Becasue trigeminal neuralgia is diagnosed by symptoms, it is generally classified into "typical trigeminal neuralgia" and "atypical trigeminal neuralgia" to differentiate those patients that might be a candidate for surgery. Typical trigeminal neuralgia presents with new sudden onset of sharp, jabbing, electrical type of pain on one side of the face, and generally in only one part of one side. The trigeminal nerve has three divisions on each side of the face, and although all three can be involved, it usually only affects one, or at times two adjacent divisions of the nerve. The three divisions include the frontal (forehead), the maxillary (cheek and upper teeth), and mandibular (jaw/chin and lower teeth). In atypical trigeminal neuralgia, the pain is burning, aching, searing and involves the entire side or is present on both sides of the face. Typical trigeminal neuralgia often has a very memborable onset and patients can often remember the onset even years later. Typical trigeminal pain is triggered by very mild stimuli such as wind or water on the face, touching the face, brushing teeth, chewing/swallowing, and smiling or movement of the face. Atypical trigeminal neuralgia does not have triggers. Finally, typical trigeminal neuralgia more often than not will respond favorably to Tegretol, the mainstay of medical (non-surgical) treatment. If your face pain responds to Tegretol, outcomes with surgical treatment are more favorable. Atypical trigeminal neuralgia may or may not respond to Tegretol.

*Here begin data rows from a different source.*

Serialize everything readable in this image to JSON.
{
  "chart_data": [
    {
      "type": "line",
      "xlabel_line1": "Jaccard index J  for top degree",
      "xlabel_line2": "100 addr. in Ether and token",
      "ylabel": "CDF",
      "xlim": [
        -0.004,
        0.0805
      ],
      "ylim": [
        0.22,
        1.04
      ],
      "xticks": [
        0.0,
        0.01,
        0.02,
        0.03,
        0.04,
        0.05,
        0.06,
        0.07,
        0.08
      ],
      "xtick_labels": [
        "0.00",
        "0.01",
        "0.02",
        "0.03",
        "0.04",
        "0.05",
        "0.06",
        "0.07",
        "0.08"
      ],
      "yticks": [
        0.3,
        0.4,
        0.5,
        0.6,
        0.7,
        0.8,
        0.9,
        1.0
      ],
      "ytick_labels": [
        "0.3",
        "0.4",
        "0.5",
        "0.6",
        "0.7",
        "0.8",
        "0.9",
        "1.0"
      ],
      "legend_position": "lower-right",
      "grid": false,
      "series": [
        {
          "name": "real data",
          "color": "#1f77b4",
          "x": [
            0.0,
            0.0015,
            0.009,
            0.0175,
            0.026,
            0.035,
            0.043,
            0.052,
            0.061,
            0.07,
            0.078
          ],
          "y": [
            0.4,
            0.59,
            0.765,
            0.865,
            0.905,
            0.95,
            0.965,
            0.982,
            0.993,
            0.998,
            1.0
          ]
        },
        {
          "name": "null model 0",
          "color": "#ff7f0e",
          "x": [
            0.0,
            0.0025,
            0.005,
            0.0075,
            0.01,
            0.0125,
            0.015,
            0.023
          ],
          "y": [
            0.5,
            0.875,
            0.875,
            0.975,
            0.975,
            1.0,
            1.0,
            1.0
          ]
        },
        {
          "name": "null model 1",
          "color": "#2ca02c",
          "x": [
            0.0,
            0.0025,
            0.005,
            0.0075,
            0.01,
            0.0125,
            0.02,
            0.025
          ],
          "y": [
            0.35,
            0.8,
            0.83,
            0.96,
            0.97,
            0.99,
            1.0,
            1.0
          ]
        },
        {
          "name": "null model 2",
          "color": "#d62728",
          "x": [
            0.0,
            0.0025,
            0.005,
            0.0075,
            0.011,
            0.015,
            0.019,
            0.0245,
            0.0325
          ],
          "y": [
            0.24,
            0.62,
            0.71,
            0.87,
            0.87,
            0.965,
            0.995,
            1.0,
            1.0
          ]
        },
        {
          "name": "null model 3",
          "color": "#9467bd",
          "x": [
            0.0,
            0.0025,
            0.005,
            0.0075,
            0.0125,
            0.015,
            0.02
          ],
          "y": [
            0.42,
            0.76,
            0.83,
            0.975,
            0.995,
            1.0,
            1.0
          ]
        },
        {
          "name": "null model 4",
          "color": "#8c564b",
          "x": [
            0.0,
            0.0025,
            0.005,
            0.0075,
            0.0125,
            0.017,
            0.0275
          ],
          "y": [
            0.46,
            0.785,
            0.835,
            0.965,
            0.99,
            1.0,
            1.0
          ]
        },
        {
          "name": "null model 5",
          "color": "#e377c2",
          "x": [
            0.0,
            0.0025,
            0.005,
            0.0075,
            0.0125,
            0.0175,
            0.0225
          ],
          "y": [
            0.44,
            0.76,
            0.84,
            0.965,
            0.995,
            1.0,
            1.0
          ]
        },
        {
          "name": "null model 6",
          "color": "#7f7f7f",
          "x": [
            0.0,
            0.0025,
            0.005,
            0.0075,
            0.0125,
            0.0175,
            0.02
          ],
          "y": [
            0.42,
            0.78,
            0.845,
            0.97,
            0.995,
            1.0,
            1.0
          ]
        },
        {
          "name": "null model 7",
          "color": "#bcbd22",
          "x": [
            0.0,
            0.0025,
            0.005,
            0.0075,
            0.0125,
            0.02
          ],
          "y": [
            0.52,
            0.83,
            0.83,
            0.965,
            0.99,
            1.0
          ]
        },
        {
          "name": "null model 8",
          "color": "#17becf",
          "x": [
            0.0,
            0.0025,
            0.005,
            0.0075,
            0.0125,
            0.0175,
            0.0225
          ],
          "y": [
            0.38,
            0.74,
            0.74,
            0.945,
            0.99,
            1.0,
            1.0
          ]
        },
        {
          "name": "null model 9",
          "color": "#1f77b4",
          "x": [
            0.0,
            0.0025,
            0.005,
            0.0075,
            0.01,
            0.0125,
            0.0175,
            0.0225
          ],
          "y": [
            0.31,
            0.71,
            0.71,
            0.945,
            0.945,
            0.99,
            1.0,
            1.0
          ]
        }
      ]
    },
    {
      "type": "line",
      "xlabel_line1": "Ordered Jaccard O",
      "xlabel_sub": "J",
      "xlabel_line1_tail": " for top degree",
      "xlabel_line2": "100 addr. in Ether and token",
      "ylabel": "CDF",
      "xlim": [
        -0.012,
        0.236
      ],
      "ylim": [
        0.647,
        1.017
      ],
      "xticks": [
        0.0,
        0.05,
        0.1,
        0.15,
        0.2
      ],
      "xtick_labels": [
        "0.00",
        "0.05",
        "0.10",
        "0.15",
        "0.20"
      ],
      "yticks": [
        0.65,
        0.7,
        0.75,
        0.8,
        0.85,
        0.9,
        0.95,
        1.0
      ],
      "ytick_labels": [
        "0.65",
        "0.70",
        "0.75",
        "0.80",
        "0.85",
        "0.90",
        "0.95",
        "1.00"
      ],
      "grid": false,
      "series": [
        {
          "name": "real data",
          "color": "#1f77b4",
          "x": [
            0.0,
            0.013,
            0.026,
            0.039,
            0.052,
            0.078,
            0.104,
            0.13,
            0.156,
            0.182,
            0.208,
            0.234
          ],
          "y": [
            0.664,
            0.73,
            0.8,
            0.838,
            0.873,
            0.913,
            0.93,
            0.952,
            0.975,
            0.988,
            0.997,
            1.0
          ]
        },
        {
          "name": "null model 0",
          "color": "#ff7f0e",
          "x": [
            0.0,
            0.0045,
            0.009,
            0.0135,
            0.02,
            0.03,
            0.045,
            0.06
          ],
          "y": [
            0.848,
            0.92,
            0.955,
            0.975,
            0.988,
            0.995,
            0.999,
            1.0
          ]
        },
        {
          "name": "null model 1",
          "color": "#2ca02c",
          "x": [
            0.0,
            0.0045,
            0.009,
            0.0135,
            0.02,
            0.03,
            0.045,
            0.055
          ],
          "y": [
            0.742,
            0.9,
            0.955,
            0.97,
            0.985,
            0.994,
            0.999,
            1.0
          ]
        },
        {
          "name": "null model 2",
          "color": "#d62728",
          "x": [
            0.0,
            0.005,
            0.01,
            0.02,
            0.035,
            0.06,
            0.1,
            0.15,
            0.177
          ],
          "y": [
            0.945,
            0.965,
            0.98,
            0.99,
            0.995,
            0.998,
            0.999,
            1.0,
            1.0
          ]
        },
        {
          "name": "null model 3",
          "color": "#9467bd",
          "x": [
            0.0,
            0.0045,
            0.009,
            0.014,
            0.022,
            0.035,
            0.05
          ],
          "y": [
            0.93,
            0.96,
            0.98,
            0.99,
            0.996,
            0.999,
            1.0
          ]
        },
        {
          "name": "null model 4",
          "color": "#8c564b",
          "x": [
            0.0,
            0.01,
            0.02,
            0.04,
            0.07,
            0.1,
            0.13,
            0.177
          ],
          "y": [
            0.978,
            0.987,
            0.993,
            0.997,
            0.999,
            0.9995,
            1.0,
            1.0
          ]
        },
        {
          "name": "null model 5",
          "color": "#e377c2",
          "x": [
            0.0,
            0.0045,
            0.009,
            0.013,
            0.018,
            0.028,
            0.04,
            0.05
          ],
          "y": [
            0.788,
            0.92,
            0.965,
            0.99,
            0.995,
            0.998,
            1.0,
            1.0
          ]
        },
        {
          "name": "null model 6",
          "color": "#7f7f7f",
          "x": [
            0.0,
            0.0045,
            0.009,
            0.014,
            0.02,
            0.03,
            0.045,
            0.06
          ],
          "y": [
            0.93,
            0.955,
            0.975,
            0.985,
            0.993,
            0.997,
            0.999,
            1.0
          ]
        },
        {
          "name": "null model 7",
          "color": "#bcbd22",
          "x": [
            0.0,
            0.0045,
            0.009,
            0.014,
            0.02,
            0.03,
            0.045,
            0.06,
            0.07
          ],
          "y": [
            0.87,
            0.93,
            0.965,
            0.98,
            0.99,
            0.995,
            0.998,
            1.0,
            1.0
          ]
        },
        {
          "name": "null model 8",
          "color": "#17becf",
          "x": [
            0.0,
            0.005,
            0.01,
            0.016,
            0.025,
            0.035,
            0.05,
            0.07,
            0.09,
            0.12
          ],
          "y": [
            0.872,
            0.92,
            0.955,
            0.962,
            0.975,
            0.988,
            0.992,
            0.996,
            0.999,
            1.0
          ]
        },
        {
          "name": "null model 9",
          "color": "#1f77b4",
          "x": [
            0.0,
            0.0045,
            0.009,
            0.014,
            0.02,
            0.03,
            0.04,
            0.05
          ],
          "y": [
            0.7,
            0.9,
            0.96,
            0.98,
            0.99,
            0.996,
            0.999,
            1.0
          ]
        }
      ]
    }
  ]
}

For those with very typical trigeminal neuralgia, in whom other potential causes have been excluded (dental, multiple sclerosis, herpes simplex or zoster, tumors), there are three surgical alternatives. The primary surgery that gets directly to the cause, a small artery or vein direclty compressing the trigeminal nerve as it exits the brainstem (see picture above), is called a retromastoid craniectomy and microvascular decompression of the trigeminal nerve. This is done under general anesthesia and takes about two hours. You would be in the hospital for about 3 days. It is done through a small 1" to 2" incision behind the ear, a bone opening about 1" across, and through a microscope. After the trigeminal nerve is identified, the vessel compressing the nerve is mobilized off the nerve and held away from the nerve with a small teflon pledget. This procedure was developed and pioneered by Peter J. Jannetta in Pittsburgh, with whom I trained for 7 years. The success rate is 70 to 75% at 10 years (complete pain relief on no medications). In my opinion, this is the ideal procedure with the highest long-term cure rate.

Other options for atypical pain, patients not healthy enough for the brain procedure, and those with other reasons for pain (multiple sclerosis, herpes-zoster, nerve injury after dental procedures) incude gamma-knife radiosurgery (very focused radiation to injure the nerve and make it less painful) and glycerol rhizotomy (a very deep injection through the cheek into the trigeminal nerve that deadens the pain fibers). These are ancillary to the mainstay described above in my opinion. They do not get at the problem (at least for "typical" trigeminal neuralgia, but treat the symptoms by deadening the nerve.